The 2025 CPPI highlights a significant mutual relationship between port efficiency and global supply chain stress. This causality runs in both directions:

  1. Stress Impacting Ports: When supply chain volatility surges, vessels arrive out of sequence or in clusters, creating "burst congestion". These short but intense episodes rapidly overwhelm berth and yard capacity, even in top-performing ports.
  2. Ports Transmitting Stress: Conversely, inefficient ports act as stress transmitters. Every additional hour a ship spends idle at anchor or berth effectively shrinks global shipping capacity, contributing to higher freight rates and propagating delays to subsequent ports along service strings.

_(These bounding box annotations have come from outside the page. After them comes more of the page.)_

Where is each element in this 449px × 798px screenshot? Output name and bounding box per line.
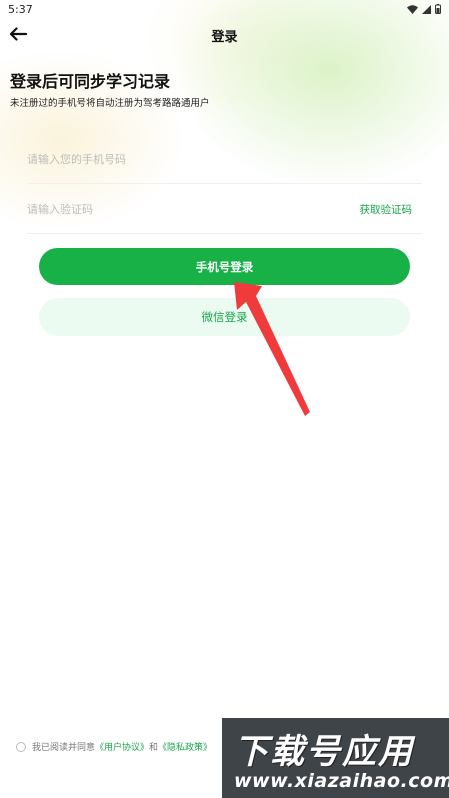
login-heading: 登录后可同步学习记录 bbox=[10, 72, 171, 91]
signal-icon bbox=[422, 4, 431, 14]
agreement-row: 我已阅读并同意 《用户协议》 和 《隐私政策》 bbox=[16, 740, 212, 753]
phone-login-button[interactable]: 手机号登录 bbox=[39, 248, 410, 285]
agreement-checkbox[interactable] bbox=[16, 741, 26, 752]
login-subheading: 未注册过的手机号将自动注册为驾考路路通用户 bbox=[10, 98, 210, 109]
battery-icon bbox=[435, 4, 441, 14]
user-agreement-link[interactable]: 《用户协议》 bbox=[95, 740, 149, 753]
watermark-url: www.xiazaihao.com bbox=[234, 770, 449, 792]
page-title: 登录 bbox=[211, 30, 238, 45]
agreement-and: 和 bbox=[149, 743, 159, 753]
status-bar: 5:37 bbox=[0, 0, 449, 18]
verification-code-input[interactable] bbox=[27, 194, 327, 225]
agreement-prefix: 我已阅读并同意 bbox=[32, 743, 96, 753]
phone-field-row bbox=[27, 136, 422, 184]
wifi-icon bbox=[407, 4, 418, 14]
phone-input[interactable] bbox=[27, 144, 327, 175]
status-icons bbox=[407, 4, 441, 14]
get-code-button[interactable]: 获取验证码 bbox=[360, 202, 413, 217]
watermark: 下载号应用 www.xiazaihao.com bbox=[222, 718, 449, 798]
navigation-bar: 登录 bbox=[0, 18, 449, 52]
status-time: 5:37 bbox=[8, 2, 33, 16]
privacy-policy-link[interactable]: 《隐私政策》 bbox=[158, 740, 212, 753]
code-field-row: 获取验证码 bbox=[27, 186, 422, 234]
watermark-title: 下载号应用 bbox=[234, 732, 414, 772]
wechat-login-button[interactable]: 微信登录 bbox=[39, 298, 410, 336]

The data shows that ports with high baseline efficiency act as stabilizers, damping shocks and recovering faster from disruptions.

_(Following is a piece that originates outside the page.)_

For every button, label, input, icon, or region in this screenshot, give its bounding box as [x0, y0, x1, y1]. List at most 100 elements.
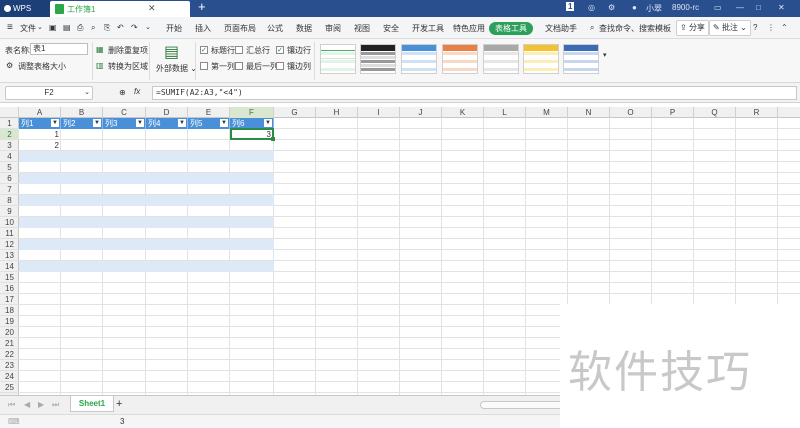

(Top 20 CPPI in 2025. Source: World Bank)

Analysis of the Hai Phong Case: A Trajectory of Improvement

Amidst global fluctuations, Hai Phong (Viet Nam) has emerged as a standout performer in the 2025 index. The port’s trajectory over the past six years reflects a resilient recovery and significant structural improvement:

  • Global Ranking: In 2025, Hai Phong secured the 13th position globally with a CPPI score of 122. It stands as one of the two top-performing Vietnamese ports, alongside Cai Mep (ranked 11th).
  • Improvement Milestone: Hai Phong is ranked 6th globally for its improvement between 2020 and 2025. Its score rose from 70 in 2020 to 122 in 2025, a total improvement of 52 points.

Based on analyses of leading ports and those with the most significant improvements in the literature, key factors contributing to Hai Phong's ranking in the world's top 20 include:

  • Time Absorption: Leading ports like Hai Phong achieve high performance by minimizing the time ships spend waiting outside the channel or idle at berths. Maintaining short and predictable vessel turnaround times demonstrates a good combination of maritime accessibility, berth availability, and handling productivity.
  • Resilience: Hai Phong is recognized as one of the ports with the most significant performance improvements in the 2020–2025 period (ranked 6th globally in terms of improvement). The ability to maintain operational discipline even amidst volatile supply chains allows the port to recover quickly from shocks.
  • Advantages from an export-oriented trade structure: Ports in East Asia, such as Hai Phong, often score highly due to their export-oriented model. This characteristic allows containers to be pre-sorted in the yard for loading onto ships, thereby increasing crane productivity and reducing ship waiting times.
  • Investment and competition: Hai Phong is among the upper-middle-income economies, which have experienced faster growth thanks to continuous investment and intense competition among ports in the region.
  • Digitalization application: Sources emphasize that the use of digital tools such as Port Operations Systems (TOS), Port Community Systems (PCS), and data sharing between shipping lines and ports helps shift from reactive to proactive operations, thereby improving predictability and efficiency.
  • Effective coordination and governance: High performance is often coupled with a synchronization of interests and roles between the port, terminal operators, and service providers. A stable legal framework and good coordination help minimize bottlenecks in the operational process.

Structural Lessons for the Future

The 2025 CPPI evidence suggests that top performers like Hai Phong succeed by focusing on operational discipline and digitalization. By integrating digital tools like Predictive Berthing and Dynamic Yard Allocation, ports can shift from reactive to anticipatory operations, which is essential for managing the volatile arrival patterns of 2025. As global trade enters an era of frequent external shocks, the ability of a port to minimize non-productive time is no longer just a local efficiency goal, but a prerequisite for global supply chain resilience.